Patient Identities, Perspectives, and Experiences are strongly valued within the Psychology Internship Program through the Menninger Department of Psychiatry & Behavioral Sciences at Baylor College of Medicine. This is apparent in the attitudes and values of the members of the training program and demonstrated by our inclusion of better understanding our patients’ various identities and lived experiences as one of our five primary training goals.
Further, our program is committed to recruiting internship applicants from different backgrounds, recognizing that all faculty, staff, and trainees’ experiences and perspectives add richness and depth to the training program. The internship training program also emphasizes promoting and maintaining an open and supportive training environment, adopting a genuine curiosity and willingness to learn about each other to facilitate an environment of mutual respect and appreciation.
Recruitment and Training
Our internship training program strongly values recruiting and training interns from different backgrounds who have an interest in working with patients who come from diverse, under-represented, and disadvantaged backgrounds. The training program recognizes the need to increase the number of psychologists available to meet the psychological needs of a society that is becoming increasingly diverse.
We are pleased with our success in recruiting applicants from all over the United States and in training interns from an array of backgrounds. Our program is also very willing and able to accept interns who identify as foreign nationals, with an infrastructure that is not always in place at smaller institutions.
Emphasis on better understanding Patient Perspectives and Experiences
Given the diversity of the patient populations served by psychology interns in our program, it is imperative that interns receive high-quality training and supervision that encourages trainees to understand their patients in the full context of their lives. Our program provides broad-based training within a scientist-practitioner model, has a substantial clinical emphasis, and incorporates the scholarly and scientific background of psychology. Within these specific contexts, interns are encouraged to develop sensitivity to patient identities, perspectives, and experiences, which is explicitly one of our program’s training goals.

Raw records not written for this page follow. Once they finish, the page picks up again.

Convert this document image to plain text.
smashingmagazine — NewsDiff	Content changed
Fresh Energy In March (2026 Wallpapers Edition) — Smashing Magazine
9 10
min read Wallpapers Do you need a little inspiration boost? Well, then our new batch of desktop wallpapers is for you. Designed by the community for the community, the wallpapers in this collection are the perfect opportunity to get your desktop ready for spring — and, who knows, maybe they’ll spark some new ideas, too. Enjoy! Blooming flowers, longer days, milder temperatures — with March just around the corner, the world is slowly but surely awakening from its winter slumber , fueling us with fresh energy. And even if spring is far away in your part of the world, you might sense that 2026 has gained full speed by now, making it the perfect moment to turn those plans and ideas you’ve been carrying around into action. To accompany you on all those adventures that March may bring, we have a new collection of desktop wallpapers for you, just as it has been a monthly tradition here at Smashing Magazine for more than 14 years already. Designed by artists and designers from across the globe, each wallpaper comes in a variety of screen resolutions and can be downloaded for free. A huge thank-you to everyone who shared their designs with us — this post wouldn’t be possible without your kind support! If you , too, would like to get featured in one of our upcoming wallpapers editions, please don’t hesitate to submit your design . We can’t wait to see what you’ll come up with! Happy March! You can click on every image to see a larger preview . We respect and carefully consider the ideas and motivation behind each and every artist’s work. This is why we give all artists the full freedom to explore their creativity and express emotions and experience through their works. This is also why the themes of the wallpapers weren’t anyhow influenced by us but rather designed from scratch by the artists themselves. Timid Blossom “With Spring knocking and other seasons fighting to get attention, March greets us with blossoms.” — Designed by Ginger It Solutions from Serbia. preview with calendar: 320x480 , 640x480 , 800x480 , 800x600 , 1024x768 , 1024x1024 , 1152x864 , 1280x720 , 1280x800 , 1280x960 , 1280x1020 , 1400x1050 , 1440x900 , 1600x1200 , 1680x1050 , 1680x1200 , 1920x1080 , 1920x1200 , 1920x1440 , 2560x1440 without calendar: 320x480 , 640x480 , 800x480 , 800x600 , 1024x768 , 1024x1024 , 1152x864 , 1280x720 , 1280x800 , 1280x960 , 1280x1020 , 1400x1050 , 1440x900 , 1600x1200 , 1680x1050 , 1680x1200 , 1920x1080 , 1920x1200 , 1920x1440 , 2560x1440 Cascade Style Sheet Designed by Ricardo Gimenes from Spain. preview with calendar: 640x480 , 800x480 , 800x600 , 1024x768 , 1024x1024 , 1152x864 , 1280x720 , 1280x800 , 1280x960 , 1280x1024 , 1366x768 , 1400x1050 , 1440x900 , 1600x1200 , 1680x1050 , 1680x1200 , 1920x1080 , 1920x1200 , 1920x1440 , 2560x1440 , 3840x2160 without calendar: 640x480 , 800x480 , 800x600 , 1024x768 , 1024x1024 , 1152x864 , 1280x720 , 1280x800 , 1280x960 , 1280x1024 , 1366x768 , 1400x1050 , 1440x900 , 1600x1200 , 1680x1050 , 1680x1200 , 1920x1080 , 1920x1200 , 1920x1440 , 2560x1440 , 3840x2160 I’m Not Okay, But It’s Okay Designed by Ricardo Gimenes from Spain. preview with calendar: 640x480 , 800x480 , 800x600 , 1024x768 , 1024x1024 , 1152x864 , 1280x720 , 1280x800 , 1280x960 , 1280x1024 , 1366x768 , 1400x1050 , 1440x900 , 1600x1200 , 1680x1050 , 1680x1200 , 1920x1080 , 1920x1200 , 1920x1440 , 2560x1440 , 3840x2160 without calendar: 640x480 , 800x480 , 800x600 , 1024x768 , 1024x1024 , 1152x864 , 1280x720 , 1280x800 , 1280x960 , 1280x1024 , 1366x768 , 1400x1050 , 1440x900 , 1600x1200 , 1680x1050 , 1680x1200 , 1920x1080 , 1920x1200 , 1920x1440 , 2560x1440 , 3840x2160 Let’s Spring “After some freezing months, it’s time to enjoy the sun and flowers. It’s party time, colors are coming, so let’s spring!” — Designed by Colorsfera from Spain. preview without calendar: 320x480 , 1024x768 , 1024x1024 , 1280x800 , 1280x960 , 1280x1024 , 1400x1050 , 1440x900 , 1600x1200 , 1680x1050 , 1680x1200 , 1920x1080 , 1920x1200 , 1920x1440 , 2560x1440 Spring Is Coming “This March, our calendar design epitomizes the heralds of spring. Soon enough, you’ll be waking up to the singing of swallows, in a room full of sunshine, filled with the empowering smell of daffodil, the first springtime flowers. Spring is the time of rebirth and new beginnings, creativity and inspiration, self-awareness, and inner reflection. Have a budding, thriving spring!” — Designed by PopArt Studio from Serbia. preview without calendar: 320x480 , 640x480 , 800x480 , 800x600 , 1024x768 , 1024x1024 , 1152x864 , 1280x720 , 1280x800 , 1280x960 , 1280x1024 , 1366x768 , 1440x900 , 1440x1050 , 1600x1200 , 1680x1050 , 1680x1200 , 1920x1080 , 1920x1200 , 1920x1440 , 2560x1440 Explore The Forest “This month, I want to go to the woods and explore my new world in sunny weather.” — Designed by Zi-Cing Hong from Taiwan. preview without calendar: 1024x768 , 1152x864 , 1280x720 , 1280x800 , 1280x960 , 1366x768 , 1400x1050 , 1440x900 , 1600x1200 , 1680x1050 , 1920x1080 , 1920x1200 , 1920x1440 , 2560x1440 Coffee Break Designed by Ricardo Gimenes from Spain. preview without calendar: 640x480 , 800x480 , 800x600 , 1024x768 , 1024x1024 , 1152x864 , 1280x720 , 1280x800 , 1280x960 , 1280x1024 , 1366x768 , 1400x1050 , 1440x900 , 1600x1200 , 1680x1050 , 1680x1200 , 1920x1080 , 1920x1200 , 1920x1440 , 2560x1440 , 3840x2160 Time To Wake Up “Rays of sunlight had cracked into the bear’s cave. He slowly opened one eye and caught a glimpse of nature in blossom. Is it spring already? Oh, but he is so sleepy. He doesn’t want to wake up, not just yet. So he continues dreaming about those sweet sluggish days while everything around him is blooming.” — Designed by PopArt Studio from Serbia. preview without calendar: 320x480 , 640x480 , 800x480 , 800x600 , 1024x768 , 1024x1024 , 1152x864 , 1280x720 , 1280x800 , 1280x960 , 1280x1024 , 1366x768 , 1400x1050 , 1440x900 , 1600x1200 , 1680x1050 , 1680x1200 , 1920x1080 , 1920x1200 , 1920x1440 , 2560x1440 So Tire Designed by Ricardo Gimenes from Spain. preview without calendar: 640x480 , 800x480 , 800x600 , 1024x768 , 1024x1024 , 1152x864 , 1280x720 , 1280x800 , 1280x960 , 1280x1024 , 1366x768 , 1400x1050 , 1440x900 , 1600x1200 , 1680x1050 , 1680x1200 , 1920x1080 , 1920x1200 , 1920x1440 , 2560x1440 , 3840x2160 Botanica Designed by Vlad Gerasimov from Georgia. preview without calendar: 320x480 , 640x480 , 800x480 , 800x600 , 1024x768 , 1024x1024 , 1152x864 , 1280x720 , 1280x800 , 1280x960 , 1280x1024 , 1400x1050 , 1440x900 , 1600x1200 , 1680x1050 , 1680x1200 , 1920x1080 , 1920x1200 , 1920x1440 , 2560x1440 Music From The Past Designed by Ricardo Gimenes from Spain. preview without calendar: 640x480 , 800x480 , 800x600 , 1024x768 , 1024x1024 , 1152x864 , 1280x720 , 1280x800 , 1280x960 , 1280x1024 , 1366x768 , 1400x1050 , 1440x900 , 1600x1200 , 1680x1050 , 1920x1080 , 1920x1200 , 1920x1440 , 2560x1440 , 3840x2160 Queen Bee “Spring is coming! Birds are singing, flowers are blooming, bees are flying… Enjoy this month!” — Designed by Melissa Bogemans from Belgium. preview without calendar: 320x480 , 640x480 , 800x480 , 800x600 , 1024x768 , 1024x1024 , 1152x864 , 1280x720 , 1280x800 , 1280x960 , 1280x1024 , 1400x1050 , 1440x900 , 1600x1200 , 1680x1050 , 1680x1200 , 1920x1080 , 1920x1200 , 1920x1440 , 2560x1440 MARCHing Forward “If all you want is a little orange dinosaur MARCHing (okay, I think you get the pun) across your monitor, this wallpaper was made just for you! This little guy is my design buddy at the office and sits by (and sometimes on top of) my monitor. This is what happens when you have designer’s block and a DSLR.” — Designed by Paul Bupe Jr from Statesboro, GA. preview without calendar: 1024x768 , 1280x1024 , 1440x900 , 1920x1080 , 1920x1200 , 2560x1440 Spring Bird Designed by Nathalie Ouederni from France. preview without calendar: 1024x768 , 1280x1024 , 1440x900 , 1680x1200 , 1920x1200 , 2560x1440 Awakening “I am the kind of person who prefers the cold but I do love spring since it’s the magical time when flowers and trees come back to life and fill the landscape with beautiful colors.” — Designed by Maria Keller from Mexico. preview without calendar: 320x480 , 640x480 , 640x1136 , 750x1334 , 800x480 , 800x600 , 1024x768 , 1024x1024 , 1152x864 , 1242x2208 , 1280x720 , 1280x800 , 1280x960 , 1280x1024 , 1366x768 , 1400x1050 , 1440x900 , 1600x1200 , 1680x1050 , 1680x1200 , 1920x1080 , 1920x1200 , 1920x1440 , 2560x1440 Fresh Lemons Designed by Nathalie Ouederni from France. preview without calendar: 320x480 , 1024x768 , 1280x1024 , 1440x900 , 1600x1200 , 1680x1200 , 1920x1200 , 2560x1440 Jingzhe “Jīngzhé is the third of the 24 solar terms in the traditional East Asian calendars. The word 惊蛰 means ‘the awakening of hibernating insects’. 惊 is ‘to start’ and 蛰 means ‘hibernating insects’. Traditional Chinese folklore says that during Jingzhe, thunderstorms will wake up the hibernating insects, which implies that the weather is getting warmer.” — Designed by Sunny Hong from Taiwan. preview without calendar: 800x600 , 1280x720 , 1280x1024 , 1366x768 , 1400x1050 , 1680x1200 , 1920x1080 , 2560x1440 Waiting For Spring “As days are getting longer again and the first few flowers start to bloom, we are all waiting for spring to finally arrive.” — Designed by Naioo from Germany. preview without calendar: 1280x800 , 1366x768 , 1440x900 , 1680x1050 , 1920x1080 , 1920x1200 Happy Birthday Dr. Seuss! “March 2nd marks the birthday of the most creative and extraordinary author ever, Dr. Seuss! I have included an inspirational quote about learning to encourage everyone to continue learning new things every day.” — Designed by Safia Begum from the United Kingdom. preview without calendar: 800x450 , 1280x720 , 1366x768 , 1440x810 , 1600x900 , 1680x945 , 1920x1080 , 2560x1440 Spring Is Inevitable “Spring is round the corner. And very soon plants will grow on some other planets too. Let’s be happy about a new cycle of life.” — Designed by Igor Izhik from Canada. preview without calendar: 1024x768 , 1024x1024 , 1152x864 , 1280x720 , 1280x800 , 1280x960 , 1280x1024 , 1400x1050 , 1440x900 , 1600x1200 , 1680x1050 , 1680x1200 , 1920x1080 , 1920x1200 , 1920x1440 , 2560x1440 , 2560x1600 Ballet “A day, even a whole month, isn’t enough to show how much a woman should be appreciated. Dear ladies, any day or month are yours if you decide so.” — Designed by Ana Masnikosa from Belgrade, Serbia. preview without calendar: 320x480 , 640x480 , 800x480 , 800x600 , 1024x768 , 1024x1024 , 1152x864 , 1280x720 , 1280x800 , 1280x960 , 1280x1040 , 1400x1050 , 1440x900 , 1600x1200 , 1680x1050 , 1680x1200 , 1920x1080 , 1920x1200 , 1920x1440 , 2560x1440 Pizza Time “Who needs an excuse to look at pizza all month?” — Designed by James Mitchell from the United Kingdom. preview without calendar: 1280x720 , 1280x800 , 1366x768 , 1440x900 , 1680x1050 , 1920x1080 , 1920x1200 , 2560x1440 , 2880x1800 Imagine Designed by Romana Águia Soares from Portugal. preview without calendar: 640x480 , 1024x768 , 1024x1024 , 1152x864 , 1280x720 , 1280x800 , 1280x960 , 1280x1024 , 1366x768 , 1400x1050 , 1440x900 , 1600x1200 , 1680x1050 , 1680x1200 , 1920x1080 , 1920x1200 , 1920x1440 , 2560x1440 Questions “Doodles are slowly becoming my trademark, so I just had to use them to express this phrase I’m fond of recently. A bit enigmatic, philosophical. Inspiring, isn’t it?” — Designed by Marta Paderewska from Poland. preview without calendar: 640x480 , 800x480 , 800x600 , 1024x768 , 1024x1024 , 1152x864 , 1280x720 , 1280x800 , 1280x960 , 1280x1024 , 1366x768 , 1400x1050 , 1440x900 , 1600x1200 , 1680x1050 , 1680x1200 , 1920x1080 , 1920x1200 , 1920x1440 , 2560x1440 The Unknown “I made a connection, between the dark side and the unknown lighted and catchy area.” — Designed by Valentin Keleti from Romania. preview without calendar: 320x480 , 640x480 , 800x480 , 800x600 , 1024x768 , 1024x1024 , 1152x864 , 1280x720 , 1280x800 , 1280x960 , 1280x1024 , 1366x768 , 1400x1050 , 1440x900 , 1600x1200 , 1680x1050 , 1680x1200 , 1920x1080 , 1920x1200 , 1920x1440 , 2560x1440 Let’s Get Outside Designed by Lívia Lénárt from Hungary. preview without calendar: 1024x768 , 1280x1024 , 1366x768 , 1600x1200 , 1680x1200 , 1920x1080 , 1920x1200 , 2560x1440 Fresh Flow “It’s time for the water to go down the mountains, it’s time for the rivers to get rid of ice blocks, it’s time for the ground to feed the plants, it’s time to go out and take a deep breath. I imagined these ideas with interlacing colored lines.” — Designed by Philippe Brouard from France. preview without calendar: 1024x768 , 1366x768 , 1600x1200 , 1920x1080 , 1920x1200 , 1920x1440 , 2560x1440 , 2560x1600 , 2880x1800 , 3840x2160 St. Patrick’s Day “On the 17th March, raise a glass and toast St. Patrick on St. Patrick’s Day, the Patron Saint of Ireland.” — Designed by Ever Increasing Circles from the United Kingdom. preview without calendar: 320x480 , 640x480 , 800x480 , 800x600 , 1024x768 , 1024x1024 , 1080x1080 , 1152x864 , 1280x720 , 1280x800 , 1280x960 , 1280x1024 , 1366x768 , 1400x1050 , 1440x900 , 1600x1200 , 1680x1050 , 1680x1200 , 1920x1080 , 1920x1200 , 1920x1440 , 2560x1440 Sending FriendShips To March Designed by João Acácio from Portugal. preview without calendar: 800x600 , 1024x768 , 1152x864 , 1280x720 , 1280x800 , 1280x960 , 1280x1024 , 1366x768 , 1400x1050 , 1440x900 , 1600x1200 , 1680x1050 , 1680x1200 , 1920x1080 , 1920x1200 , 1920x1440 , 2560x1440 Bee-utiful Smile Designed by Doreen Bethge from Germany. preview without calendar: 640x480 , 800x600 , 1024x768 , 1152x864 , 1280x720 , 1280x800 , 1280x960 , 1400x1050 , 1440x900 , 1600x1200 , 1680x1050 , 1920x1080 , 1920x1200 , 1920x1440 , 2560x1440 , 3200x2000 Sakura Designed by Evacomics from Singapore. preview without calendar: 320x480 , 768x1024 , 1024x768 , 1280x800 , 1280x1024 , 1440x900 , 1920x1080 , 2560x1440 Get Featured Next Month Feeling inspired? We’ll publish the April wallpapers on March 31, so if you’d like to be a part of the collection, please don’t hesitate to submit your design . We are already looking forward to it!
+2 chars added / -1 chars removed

Our internship includes training in better understanding our patients by providing interns with a vast array of clinical experiences, but also through didactics and supervision. Information about access to different patient populations is included in the description of each primary training track, and our psychology internship program strongly values the development of interns’ sensitivity to their patient’s lived experiences.
With regard to didactics, our Topic Seminar Series includes a broad range of topics (i.e. assessment, treatment, consultation, & ethics/professional behavior), and interns are encouraged to examine these topics with consideration for biological, psychological, and social context. Further, specific seminars focused on clinical work with specific populations are offered. As part of their primary tracks, interns may also attend specialized seminars/conferences that address or relate to work with a specific patient population. Additionally, as a part of their core didactics interns attend a monthly Identities, Perspectives, and Experiences Case Conference that focuses on case discussions of issues relevant to our patients’ experiences.
Additional Support
While having a strong emphasis on patient identities, perspectives, and experiences in the training program is vital to helping interns become better qualified to provide clinical services to patients from different backgrounds, our program also recognizes the value of offering additional support systems to facilitate the professional development of interns who come from all different backgrounds, including those from under-represented groups in psychology. The training program believes that in addition to having nurturing training environment with supportive faculty and staff, having additional mentors who are accessible to interns can be particularly helpful for interns from different backgrounds.
The Texas Mental Health Equity Mentorship Network, a regional extension of the American Psychiatric Association’s National Minority Fellowship Program, was established with this in mind. Its primary goals are to help create educational, mentoring, and career opportunities for mental health trainees and/or faculty who are members of under-served or under-represented minority groups and to support programming to assist with the elimination of health/mental health disparities. Psychology interns who come from under-served and under-represented groups, who have an interest in being mentored, will have an opportunity to join a “Mentoring Family” through TMHEMN that is comprised of medical students, psychiatry and psychology trainees, junior and senior faculty, and community practitioners. These interns will have opportunities throughout the course of the training year to network with peers and mentors within psychology and to establish supportive networks locally and nationally that will help sustain them as they move forward in their careers. Past mentees are also strongly encouraged to become mentors after they complete their internship and remain a resource for current and future network members.